Elle n’osait pas s’arrêter avant de l’avoir reconduit à la porte, de peur que la demeure des Askiath ne leur réserve encore un autre piège humiliant. Dire que ce marchand avait été si avenant avec elle alors qu’elle n’était qu’une esclave de rien du tout. Et la boutique enchanteresse, emplie de la douce lumière du parfum des plantes… Au bout de plusieurs minutes, ils parvinrent à l’extérieur et Tataliä le reconduisit à l’entrée de service en passant sous la tonnelle. Parvenue devant, elle s’arrêta enfin, à l’abri derrière la vigne alourdie de raison qui recouvrait la treille de bois. Elle se retourne vers le marchand, se sentant soudain un peu idiote de s’être dépêchée ainsi. Mais le manoir lui avait tout à coup paru tellement hostile qu’elle n’avait songé qu’à les en faire sortir au plus vite. Un lieu aussi malveillant n’était pas fait pour les personnes avenantes telles que lui. Baissant les yeux, elle aurait aimé faire quelque chose de plus pour effacer cette éprouvante entrevue avec la jeune Dame mais rien d’autre ne lui vint à l’esprit qu’une banalité :

« S-si vous laissez une… une facture à l’intendance, v-vous recevrez votre argent rapidement… »

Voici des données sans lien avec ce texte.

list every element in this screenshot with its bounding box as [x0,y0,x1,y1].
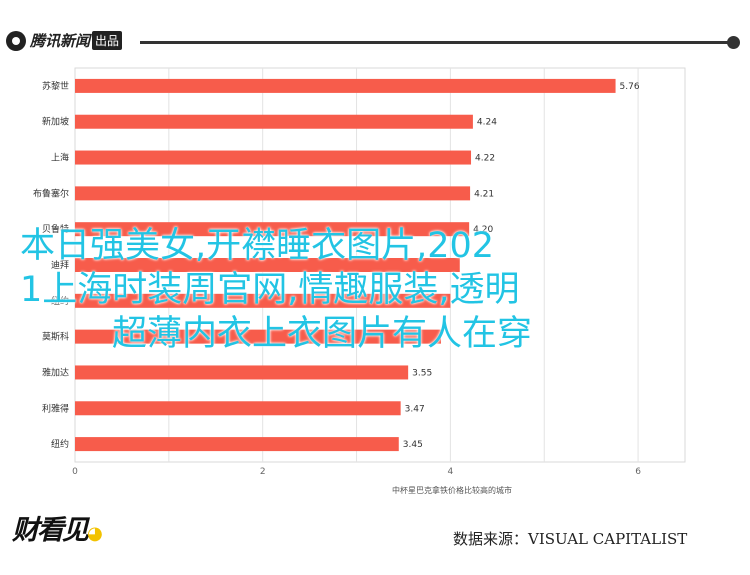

Tataliä maudit sa maladresse mais elle n’était pas sûre que d’autres excuses servent à quelque chose. Prenant son courage à deux mains, elle ajouta dans un souffle :

« J’espère que votre boutique ne s’en portera pas mal et que… vous aurez d’autres clients plus… »
La jeune esclave s’interrompit immédiatement en se mordant la lèvre avec effroi avant de dire, même par erreur, du mal de sa maîtresse.